Psychopharmacology: A Concise Overview for Students and Clinicians, 2nd Edition

September 16, 2015
Ronald W. Pies, MD
Volume 32, Issue 9

Ronald Pies, MD reviews the second edition of Ansari and Osser’s overview of psychopharmacology.

Book Review

by Arash Ansari, MD and David N. Osser, MD;
North Charleston, SC: CreateSpace Independent Publishing Platform; 2015
234 pages • $24 (paperback)

Reviewed by Ronald W. Pies, MD

The second edition of Ansari and Osser’s overview of psychopharmacology might well be subtitled, Sic et Non (after philosopher Peter Abelard’s classic work) or, perhaps, On the Other Hand. Throughout the book, there is a “point/counterpoint” approach to the material-and let me say at once that this is a very good thing in psychopharmacology, where dogmatic statements and bumper sticker recommendations are all too common.

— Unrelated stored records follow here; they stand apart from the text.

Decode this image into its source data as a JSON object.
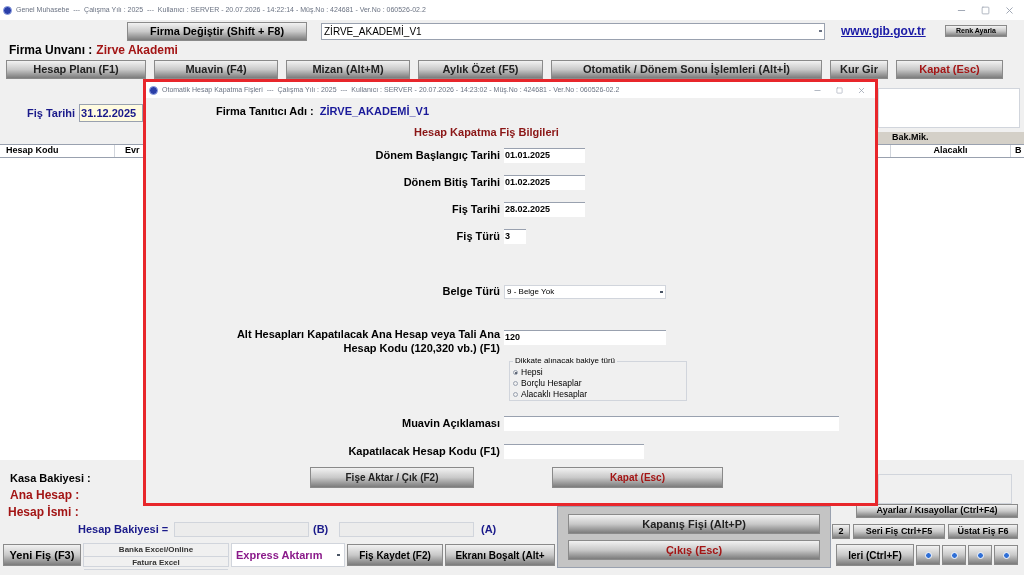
{
  "main_window": {
    "title": "Genel Muhasebe  ---  Çalışma Yılı : 2025  ---  Kullanıcı : SERVER - 20.07.2026 - 14:22:14 - Müş.No : 424681 - Ver.No : 060526-02.2",
    "firma_button": "Firma Değiştir (Shift + F8)",
    "firma_combo": "ZİRVE_AKADEMİ_V1",
    "link": "www.gib.gov.tr",
    "color_button": "Renk Ayarla",
    "firma_unvani_label": "Firma Unvanı :",
    "firma_unvani": "Zirve Akademi",
    "toolbar": [
      {
        "label": "Hesap Planı (F1)",
        "kind": "normal"
      },
      {
        "label": "Muavin (F4)",
        "kind": "normal"
      },
      {
        "label": "Mizan (Alt+M)",
        "kind": "normal"
      },
      {
        "label": "Aylık Özet (F5)",
        "kind": "normal"
      },
      {
        "label": "Otomatik / Dönem Sonu İşlemleri (Alt+İ)",
        "kind": "normal"
      },
      {
        "label": "Kur Gir",
        "kind": "normal"
      },
      {
        "label": "Kapat (Esc)",
        "kind": "danger"
      }
    ],
    "fis_tarihi_label": "Fiş Tarihi",
    "fis_tarihi": "31.12.2025",
    "bak_mik": "Bak.Mik.",
    "columns": [
      "Hesap Kodu",
      "Evr",
      "Alacaklı",
      "B"
    ],
    "kasa_label": "Kasa Bakiyesi :",
    "ana_hesap_label": "Ana Hesap :",
    "hesap_ismi_label": "Hesap İsmi :",
    "hesap_bakiyesi_label": "Hesap Bakiyesi =",
    "b_marker": "(B)",
    "a_marker": "(A)",
    "settings_button": "Ayarlar / Kısayollar (Ctrl+F4)",
    "mid_buttons": [
      "2",
      "Seri Fiş Ctrl+F5",
      "Üstat Fiş F6"
    ],
    "new_button": "Yeni Fiş (F3)",
    "excel_menu": [
      "Banka Excel/Online",
      "Fatura Excel"
    ],
    "express": "Express Aktarım",
    "bottom_buttons": [
      "Fiş Kaydet (F2)",
      "Ekranı Boşalt (Alt+"
    ],
    "right_button": "leri (Ctrl+F)"
  },
  "popup_menu": [
    {
      "label": "Kapanış Fişi (Alt+P)",
      "kind": "normal"
    },
    {
      "label": "Çıkış (Esc)",
      "kind": "danger"
    }
  ],
  "dialog": {
    "title": "Otomatik Hesap Kapatma Fişleri  ---  Çalışma Yılı : 2025  ---  Kullanıcı : SERVER - 20.07.2026 - 14:23:02 - Müş.No : 424681 - Ver.No : 060526-02.2",
    "firma_label": "Firma Tanıtıcı Adı :",
    "firma_value": "ZİRVE_AKADEMİ_V1",
    "heading": "Hesap Kapatma Fiş Bilgileri",
    "fields": [
      {
        "label": "Dönem Başlangıç Tarihi",
        "value": "01.01.2025",
        "kind": "date"
      },
      {
        "label": "Dönem Bitiş Tarihi",
        "value": "01.02.2025",
        "kind": "date"
      },
      {
        "label": "Fiş Tarihi",
        "value": "28.02.2025",
        "kind": "date"
      },
      {
        "label": "Fiş Türü",
        "value": "3",
        "kind": "short"
      },
      {
        "label": "Belge Türü",
        "value": "9 - Belge Yok",
        "kind": "select"
      }
    ],
    "account_label": "Alt Hesapları Kapatılacak Ana Hesap veya Tali Ana Hesap Kodu (120,320 vb.) (F1)",
    "account_value": "120",
    "group_legend": "Dikkate alınacak bakiye türü",
    "options": [
      {
        "label": "Hepsi",
        "selected": true
      },
      {
        "label": "Borçlu Hesaplar",
        "selected": false
      },
      {
        "label": "Alacaklı Hesaplar",
        "selected": false
      }
    ],
    "text_fields": [
      {
        "label": "Muavin Açıklaması",
        "kind": "long"
      },
      {
        "label": "Kapatılacak Hesap Kodu (F1)",
        "kind": "medium"
      }
    ],
    "buttons": [
      {
        "label": "Fişe Aktar / Çık (F2)",
        "kind": "normal"
      },
      {
        "label": "Kapat (Esc)",
        "kind": "danger"
      }
    ]
  }
}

The Ansari-Osser text, in contrast, is a model of nuanced, balanced, and qualified information. Those of us who have known Dr Osser as a colleague will not be surprised by the judicious tone and content of this text, or by its independence from “Big Pharma” influence. (The back cover of the book notes that neither author has “. . . any affiliations with the pharmaceutical industry.”)

The book is geared primarily toward medical students and beginning clinicians and, as such, does not claim to be a detailed handbook for the administration of psychotropic medications. It is sensibly organized in 6 main sections: antidepressants, anxiolytics, antipsychotics, mood stabilizers, stimulants/ADHD medications, and treatments for substance use disorders. Brief introductory material on mechanism of action is provided for the major drug groups, followed by a more detailed discussion of particular types of agents (SSRIs, SNRIs, etc). Notably, a good deal of attention is paid to the supporting research and its (many) limitations, with the emphasis rightly placed on randomized, placebo-controlled, double-blind studies.

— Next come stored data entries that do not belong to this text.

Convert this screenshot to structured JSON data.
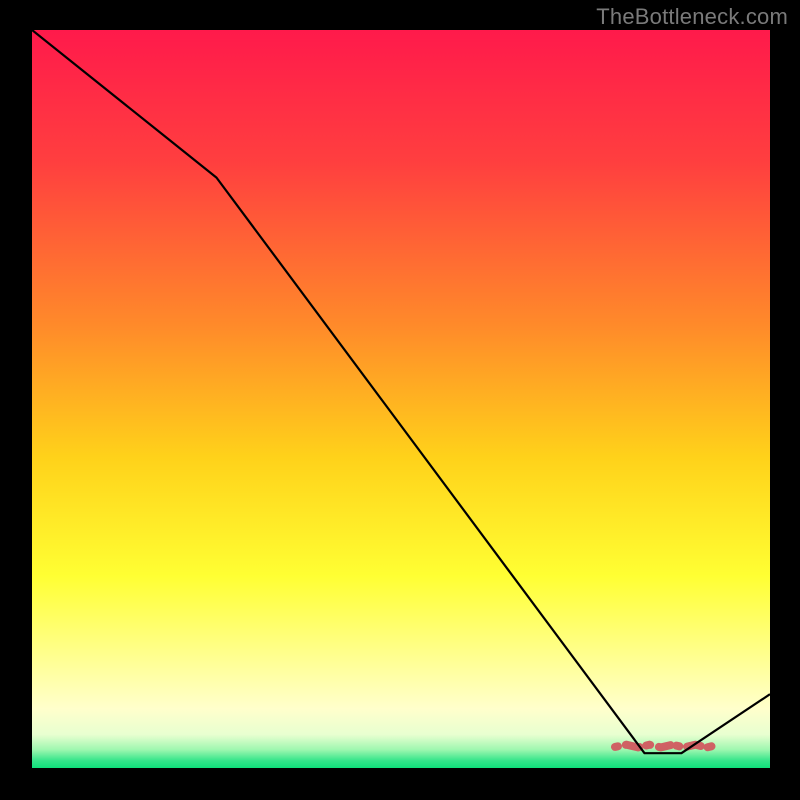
{
  "watermark": "TheBottleneck.com",
  "chart_data": {
    "type": "line",
    "title": "",
    "xlabel": "",
    "ylabel": "",
    "ylim": [
      0,
      100
    ],
    "x": [
      0,
      25,
      83,
      88,
      100
    ],
    "series": [
      {
        "name": "curve",
        "values": [
          100,
          80,
          2,
          2,
          10
        ]
      }
    ],
    "annotations": [
      {
        "name": "marker-band",
        "x_start": 79,
        "x_end": 93,
        "y": 3
      }
    ],
    "gradient_stops": [
      {
        "offset": 0.0,
        "color": "#ff1a4b"
      },
      {
        "offset": 0.18,
        "color": "#ff3f3f"
      },
      {
        "offset": 0.4,
        "color": "#ff8a2a"
      },
      {
        "offset": 0.58,
        "color": "#ffd21a"
      },
      {
        "offset": 0.74,
        "color": "#ffff33"
      },
      {
        "offset": 0.86,
        "color": "#ffff99"
      },
      {
        "offset": 0.92,
        "color": "#ffffcc"
      },
      {
        "offset": 0.955,
        "color": "#e8ffd0"
      },
      {
        "offset": 0.975,
        "color": "#9ff7b0"
      },
      {
        "offset": 0.99,
        "color": "#35e58a"
      },
      {
        "offset": 1.0,
        "color": "#0fe07a"
      }
    ],
    "marker_color": "#d1585f",
    "line_color": "#000000"
  }
}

Controversial areas, such as the use of anti­depressants in bipolar disorder and the long-term use of benzodiazepines, are handled with the book’s trademark balance, in which one point is almost always balanced by a dissenting view. An example: “On the one hand, medications such as benzodiazepines . . . can have a relatively immediate effect on distressing anxiety symptoms. On the other hand, the use of such medications carries the risk of cognitive impairment, physical dependence, rebound exacerbations . . . and other disadvantages” (page 33). Nonetheless, the authors are clear in their recommendations to beginning clinicians, for example, “. . . efforts should be made to limit benzodiazepines to short-term use whenever possible” (page 43).

The references are well chosen and up-to-date, and they make up nearly 60 pages of text-consistent with the authors’ inclination to scrutinize the evidence carefully. Numerous helpful tables are included throughout the book, allowing the reader to gain quick access to basic dosing information, pharmacokinetic issues, and the authors’ judgments on drugs of first choice. The text is clearly written and virtually jargon-free. Overall, I believe the Ansari-Osser text is well-suited to the needs of medical students, early-career clinicians, and other mental health professionals who desire a concise but constructively critical overview of psychopharmacology.